Kate explained the call to the others as she logged on to the laptop connected to the projector and downloaded the images from Morrison’s email. She flashed them up on the screen as a slideshow so that they could look at each in turn. At first glance they looked like the useless detritus that could be found on any stretch of grass or wasteland in the country. A squashed cigarette packet, a condom wrapper, a black sock.
‘What’s that?’ Barratt asked when an odd-looking object appeared. Kate clicked off the slideshow and zoomed in on the photograph.
‘It’s a SIM tray from an iPhone,’ Cooper said. ‘You can tell by the shape. Looks like it’s from a rose gold model judging by the edge.’ She typed something on her keyboard. ‘And Caroline Lambert’s possessions when she was arrested included a rose gold iPhone 7.
Kate tried to picture the scene. Somebody changing the SIM card in their phone, hands shaking with the cold, or fear; dropping the tray and being unable to find it. ‘Why would anybody change their SIM card on a clifftop though? Unless they wanted to give the impression that the phone had gone out of service at that spot.’
‘Wouldn’t make any difference,’ Cooper said. ‘It’s the IMEI not the SIM that’s used to track phones. I’m sure a quick Google would show that information. Although, if I was going to destroy my phone I’d break the SIM as well, just in case it was found. It’s really hard to get information from a broken SIM.’
Kate’s thoughts were spinning. ‘So, if this belonged to Caroline Lambert, and we’re assuming that she didn’t jump, she removed the SIM card, destroyed it and then threw the phone over the cliff? Why not just throw the phone into the sea?’
‘Maybe she couldn’t be sure that it would reach the sea?

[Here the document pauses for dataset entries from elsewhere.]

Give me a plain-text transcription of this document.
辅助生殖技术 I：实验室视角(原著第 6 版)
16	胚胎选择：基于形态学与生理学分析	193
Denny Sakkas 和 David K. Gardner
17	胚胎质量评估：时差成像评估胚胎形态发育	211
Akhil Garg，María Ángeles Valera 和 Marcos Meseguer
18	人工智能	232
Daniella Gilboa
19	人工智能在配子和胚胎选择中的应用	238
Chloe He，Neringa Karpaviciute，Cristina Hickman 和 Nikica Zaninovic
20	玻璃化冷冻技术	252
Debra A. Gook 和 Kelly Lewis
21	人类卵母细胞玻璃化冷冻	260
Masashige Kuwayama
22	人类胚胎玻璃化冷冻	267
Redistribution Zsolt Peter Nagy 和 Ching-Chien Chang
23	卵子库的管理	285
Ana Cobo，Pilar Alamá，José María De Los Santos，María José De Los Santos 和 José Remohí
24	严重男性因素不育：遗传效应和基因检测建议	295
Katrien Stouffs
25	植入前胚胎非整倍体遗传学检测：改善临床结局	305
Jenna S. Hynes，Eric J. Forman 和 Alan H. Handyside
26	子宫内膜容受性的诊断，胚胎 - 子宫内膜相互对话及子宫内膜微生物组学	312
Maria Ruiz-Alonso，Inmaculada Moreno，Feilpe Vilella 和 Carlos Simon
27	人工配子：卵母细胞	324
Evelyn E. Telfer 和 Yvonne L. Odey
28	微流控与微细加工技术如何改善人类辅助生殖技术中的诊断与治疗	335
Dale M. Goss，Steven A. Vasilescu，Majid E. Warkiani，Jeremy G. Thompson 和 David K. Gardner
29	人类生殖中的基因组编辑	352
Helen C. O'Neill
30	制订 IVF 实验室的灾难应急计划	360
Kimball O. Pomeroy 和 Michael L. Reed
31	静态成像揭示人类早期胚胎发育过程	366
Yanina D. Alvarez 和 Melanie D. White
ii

Or she might have been worried that something could still be recovered if it were found,’ Hollis said. ‘If she really wanted us to believe that she killed herself then she’d also have to consider that we’d try to track her phone – which we will. If it went out of service in the vicinity of Flamborough Head then she’s right to think we’d probably look for it so she destroyed the SIM separately just to be sure.’